Let us end this biography by recording some of the tributes paid to Wilks after his death. Frederick Mosteller writes [33]:
Those who knew him best recognized that his singleminded purpose was to improve the world, through his own efforts, through his training of young men, through the dissemination and application of the mathematical sciences, and through accepting, in good humour, and enjoying the world he found. Boundaries between disciplines, organizations, and people never lasted long in his mind for he thought in terms of bridges, entrances, and opportunities.

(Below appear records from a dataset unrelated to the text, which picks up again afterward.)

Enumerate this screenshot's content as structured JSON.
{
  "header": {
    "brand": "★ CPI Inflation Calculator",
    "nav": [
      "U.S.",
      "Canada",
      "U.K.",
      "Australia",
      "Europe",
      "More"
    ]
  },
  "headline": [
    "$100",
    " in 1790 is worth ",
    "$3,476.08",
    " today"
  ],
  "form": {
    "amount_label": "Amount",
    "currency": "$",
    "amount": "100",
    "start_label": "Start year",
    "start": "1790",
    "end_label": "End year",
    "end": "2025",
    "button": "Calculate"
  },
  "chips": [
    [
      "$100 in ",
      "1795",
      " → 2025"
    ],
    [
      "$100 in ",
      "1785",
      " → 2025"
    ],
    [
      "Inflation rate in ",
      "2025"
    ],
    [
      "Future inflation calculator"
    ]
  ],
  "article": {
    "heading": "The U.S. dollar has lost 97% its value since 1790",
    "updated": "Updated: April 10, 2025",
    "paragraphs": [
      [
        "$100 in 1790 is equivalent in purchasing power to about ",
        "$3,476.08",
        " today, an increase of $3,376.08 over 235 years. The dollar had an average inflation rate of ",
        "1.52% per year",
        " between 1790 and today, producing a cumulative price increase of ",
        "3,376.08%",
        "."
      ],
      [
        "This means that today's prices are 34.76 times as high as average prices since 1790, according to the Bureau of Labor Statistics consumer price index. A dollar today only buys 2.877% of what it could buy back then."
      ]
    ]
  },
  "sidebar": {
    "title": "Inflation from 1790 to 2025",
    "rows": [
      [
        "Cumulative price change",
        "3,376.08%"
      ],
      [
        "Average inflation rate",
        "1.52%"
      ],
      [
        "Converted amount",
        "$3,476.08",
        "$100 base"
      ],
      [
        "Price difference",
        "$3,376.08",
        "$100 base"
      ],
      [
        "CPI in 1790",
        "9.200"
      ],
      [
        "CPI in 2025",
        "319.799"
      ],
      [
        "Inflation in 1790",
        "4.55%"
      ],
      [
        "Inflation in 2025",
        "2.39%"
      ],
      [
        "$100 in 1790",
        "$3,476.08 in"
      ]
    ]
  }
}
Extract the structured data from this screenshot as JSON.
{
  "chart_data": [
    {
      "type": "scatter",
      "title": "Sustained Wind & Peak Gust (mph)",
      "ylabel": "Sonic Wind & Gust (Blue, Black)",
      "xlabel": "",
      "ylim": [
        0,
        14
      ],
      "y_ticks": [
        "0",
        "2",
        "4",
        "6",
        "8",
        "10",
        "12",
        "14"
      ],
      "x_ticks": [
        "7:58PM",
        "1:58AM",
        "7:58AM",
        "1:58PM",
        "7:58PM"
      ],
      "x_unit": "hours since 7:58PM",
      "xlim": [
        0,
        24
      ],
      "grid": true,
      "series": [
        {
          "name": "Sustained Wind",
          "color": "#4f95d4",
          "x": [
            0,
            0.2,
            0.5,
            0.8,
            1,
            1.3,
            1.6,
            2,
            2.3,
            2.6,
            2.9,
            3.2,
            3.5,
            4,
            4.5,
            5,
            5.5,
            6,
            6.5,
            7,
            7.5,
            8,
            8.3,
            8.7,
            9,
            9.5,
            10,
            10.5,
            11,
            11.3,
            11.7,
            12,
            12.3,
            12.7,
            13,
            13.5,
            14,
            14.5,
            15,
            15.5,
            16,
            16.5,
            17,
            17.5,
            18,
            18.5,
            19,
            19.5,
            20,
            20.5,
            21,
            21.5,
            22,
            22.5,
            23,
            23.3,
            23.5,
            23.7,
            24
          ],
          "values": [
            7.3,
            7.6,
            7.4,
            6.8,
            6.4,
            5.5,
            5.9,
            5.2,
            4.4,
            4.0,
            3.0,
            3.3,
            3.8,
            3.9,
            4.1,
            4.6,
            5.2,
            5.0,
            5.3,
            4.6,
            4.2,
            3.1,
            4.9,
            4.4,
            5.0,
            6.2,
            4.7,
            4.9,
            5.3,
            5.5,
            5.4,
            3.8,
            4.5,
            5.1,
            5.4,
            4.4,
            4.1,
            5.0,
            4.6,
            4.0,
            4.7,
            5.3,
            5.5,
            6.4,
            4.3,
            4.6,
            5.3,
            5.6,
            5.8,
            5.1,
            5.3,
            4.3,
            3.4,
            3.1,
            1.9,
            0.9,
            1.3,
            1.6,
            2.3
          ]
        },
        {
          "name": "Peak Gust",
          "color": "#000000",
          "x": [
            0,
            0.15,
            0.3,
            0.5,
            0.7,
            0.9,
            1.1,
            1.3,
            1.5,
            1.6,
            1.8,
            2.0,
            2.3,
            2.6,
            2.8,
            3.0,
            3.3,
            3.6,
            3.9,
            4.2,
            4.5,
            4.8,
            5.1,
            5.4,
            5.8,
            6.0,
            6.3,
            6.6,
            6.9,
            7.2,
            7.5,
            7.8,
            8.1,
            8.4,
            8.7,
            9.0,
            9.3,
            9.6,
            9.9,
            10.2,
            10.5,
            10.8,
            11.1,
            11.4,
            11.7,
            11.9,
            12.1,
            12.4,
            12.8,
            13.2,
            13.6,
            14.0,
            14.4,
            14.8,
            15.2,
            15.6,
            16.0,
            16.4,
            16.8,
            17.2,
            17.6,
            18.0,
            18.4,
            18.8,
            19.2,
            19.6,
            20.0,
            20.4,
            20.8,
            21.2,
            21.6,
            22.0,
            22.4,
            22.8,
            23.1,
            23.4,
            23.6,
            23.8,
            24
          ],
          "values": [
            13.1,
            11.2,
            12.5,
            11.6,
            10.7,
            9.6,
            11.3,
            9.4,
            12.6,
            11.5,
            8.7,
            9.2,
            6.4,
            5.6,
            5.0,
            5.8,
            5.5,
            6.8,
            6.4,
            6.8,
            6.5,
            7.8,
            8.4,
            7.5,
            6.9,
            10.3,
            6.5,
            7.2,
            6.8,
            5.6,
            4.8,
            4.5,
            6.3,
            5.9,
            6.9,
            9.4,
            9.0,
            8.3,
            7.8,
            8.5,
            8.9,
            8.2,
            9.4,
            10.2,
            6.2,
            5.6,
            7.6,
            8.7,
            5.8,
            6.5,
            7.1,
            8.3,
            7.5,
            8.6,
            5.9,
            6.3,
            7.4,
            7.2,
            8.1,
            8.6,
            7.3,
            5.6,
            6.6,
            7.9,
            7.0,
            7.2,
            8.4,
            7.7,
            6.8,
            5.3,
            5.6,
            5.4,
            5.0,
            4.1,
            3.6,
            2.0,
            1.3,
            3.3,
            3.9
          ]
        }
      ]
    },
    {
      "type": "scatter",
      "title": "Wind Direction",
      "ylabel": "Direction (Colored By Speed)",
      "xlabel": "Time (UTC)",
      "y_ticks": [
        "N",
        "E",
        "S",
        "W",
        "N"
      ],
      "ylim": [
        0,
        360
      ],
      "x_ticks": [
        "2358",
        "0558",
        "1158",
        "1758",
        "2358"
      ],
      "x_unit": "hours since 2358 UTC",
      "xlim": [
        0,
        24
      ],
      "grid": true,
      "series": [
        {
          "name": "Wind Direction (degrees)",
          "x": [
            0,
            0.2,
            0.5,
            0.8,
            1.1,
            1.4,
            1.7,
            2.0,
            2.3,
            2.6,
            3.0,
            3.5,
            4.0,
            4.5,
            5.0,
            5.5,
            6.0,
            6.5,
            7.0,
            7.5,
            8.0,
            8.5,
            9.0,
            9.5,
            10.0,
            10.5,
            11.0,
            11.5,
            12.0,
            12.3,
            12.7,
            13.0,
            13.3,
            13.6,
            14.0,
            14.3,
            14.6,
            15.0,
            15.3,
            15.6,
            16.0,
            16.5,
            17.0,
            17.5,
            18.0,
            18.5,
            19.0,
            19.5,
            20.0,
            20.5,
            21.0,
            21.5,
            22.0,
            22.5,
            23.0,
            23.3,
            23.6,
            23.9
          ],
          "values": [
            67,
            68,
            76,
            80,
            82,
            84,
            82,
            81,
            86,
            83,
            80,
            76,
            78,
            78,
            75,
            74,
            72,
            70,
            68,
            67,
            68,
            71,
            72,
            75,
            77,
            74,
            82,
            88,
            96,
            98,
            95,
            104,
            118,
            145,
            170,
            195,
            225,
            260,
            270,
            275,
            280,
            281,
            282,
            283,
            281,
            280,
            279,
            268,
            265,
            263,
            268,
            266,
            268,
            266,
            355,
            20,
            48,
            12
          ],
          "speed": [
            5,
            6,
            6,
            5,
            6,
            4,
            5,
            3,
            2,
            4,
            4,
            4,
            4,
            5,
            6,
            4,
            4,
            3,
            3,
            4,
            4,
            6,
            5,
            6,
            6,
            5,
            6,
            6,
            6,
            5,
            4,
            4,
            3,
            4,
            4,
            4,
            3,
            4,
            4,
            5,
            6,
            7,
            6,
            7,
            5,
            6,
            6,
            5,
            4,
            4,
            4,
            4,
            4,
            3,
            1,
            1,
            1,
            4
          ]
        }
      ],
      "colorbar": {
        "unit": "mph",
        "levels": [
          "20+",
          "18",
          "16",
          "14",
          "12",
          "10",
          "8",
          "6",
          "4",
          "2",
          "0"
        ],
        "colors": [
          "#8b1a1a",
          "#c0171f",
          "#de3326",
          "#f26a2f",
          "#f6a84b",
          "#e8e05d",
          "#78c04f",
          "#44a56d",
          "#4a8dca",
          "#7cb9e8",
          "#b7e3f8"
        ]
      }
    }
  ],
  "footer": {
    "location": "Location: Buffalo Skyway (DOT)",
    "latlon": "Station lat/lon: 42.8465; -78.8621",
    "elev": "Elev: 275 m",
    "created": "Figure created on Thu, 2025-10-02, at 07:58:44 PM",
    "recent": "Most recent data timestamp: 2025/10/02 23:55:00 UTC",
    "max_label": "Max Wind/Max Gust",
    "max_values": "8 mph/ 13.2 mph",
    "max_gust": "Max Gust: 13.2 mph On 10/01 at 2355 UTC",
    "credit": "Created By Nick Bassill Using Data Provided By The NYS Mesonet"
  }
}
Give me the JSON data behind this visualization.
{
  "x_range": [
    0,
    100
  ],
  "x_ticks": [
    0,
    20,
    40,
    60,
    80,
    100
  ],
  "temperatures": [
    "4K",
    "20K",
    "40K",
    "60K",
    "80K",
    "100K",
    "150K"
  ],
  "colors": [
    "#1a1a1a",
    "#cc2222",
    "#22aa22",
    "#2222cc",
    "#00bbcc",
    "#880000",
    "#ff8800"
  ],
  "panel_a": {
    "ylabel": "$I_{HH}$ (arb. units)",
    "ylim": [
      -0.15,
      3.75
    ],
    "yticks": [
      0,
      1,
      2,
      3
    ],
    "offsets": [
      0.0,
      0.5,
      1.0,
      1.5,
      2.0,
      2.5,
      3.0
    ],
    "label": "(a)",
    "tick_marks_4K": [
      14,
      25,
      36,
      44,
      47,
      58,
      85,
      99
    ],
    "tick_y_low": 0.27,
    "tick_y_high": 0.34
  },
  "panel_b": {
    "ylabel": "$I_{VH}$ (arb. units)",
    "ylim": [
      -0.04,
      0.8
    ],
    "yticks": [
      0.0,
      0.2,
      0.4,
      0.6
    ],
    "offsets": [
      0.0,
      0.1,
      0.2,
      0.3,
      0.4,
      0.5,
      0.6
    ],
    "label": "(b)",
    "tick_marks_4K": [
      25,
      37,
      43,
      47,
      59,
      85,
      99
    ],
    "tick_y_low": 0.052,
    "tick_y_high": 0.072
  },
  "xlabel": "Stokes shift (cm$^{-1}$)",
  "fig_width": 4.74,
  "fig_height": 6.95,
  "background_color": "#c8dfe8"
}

William Cochran writes [11]:
He will be long remembered with affection and gratitude: no man of his generation did as much to ensure that the rapid growth of statistical theory, applications, and education in the United States took place along sound and healthy lines.
Egon Pearson writes [36]:
... it is hard to think of any mathematical statistician of the past 30 years who combined to a greater extent an excellence in the field of theory with a power of inspiring confidence in government agencies, national research institutions, and educational authorities, as a wise counsellor in practical affairs.